Date: Wednesday, May 4, 2011
Author: Jeremy King, Asset Management Insights

If you believe the trade press, then you probably think that the fund of hedge funds (FoHFs) industry is in its death throes. We are all familiar by now with the headlines (covered in a recent post) as well as the statistics:

1. the number of FoHFs has fallen by a quarter since 2007 with 800 liquidations (28%) vs 9% for HFs (efinancialnews)

2. the value of FoHF total AUM has fallen 30% from $799bn to $564bn (HFR)

3. direct investments in HFs by DB plans, among the largest 200 U.S. retirement plan sponsors, were up 75.6% to $77.8 bn compared to FoHFs which were up 20.8% to $31.9 bn (P&I survey)

4. the HFRI Fund Weighted Composite Index was up 10.32% in 2010 (5.22% over 5 years) while the HFRI FOF Index was only up 5.68% (1.79% over 5 years) (HFR)

5. more state pensions invest directly in HFs than FoHFs (a turnaround from 2006) - with the change from FoHFs to direct HF investing coming from new allocations (Cliffwater)

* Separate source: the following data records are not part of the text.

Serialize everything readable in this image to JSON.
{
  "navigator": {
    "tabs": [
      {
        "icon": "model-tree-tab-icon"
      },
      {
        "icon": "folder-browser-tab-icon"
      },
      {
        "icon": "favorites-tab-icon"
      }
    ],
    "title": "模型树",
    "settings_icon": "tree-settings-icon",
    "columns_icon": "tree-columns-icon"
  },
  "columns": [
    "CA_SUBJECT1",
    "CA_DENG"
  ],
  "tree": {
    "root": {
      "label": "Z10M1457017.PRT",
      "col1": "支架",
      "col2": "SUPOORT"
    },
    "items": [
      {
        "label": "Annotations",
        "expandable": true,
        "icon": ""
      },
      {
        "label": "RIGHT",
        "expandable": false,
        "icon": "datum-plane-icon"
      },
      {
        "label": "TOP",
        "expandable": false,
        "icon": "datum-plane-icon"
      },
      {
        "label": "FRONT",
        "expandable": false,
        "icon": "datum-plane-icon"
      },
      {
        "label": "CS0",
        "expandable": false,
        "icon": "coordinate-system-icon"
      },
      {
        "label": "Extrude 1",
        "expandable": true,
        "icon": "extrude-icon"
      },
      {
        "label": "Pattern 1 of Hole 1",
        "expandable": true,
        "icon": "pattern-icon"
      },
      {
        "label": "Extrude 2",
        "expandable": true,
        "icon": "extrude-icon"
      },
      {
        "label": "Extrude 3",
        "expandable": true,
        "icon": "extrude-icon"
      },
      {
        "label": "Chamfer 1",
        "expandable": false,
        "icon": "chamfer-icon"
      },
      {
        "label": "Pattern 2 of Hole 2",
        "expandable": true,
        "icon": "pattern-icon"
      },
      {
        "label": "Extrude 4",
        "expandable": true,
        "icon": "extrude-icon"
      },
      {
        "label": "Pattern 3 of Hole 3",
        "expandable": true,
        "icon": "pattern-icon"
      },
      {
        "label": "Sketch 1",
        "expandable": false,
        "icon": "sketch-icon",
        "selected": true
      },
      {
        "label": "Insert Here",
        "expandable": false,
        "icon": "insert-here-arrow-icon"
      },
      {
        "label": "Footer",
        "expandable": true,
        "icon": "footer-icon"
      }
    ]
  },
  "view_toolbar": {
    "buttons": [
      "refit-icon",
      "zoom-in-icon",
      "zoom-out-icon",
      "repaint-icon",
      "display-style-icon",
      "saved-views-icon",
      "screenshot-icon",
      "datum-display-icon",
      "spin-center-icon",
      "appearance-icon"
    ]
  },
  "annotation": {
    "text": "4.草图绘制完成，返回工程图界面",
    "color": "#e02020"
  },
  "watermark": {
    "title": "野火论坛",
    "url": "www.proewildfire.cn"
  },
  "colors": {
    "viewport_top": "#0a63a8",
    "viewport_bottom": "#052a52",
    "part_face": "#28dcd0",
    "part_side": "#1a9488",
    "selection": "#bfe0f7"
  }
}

The FoHF industry has also received heavy criticism from serious investors/ academics such as David Swensen (CIO Yale Endowment and an extremely influential investor and thinker). Mr Swensen's arguments are addressed in his excellent book 'Pioneering Portfolio Management', and were repeated to the WSJ in an interview (references below). The core criticisms are:

(a) that the fiduciary relationship between an investor and an investment manager is compromised by an unnecessary delegation of authority to an intermediary which clouds transparency and can lead to poor manager selection

(b) that investors must pay another level of  fees which are not justified by the resulting risk-adjusted returns

(c) top tier hedge funds and private equity managers do not want FoFs as clients - which compromises the quality of mangers accessible to FoFs

The first two criticisms are both fair and accurate. The third is true for a small number of well established managers but not the industry overall. Nonetheless, rather than making the case for avoiding FoFs altogether, these criticisms argue in favor of allocating to only the best FoFs - as measured by the originality of the firm's philosophy, a rigorous alignment of interests, the expertise of its professionals, the strength of its investment process and the nature of its performance. 

There is no doubt that institutional investors are making more direct allocations to hedge funds than previously. It is also undeniable that the FoHF industry has been shaken-up significantly since 2008 as a result of poor risk-management, mis-matched liquidity and shocking errors of judgment in manager selection (exhibit 1: Madoff). However, while many players will not survive the fall-out (and this should be welcomed), those rattling the death bell for the FoF business model, mis-read how the industry is evolving.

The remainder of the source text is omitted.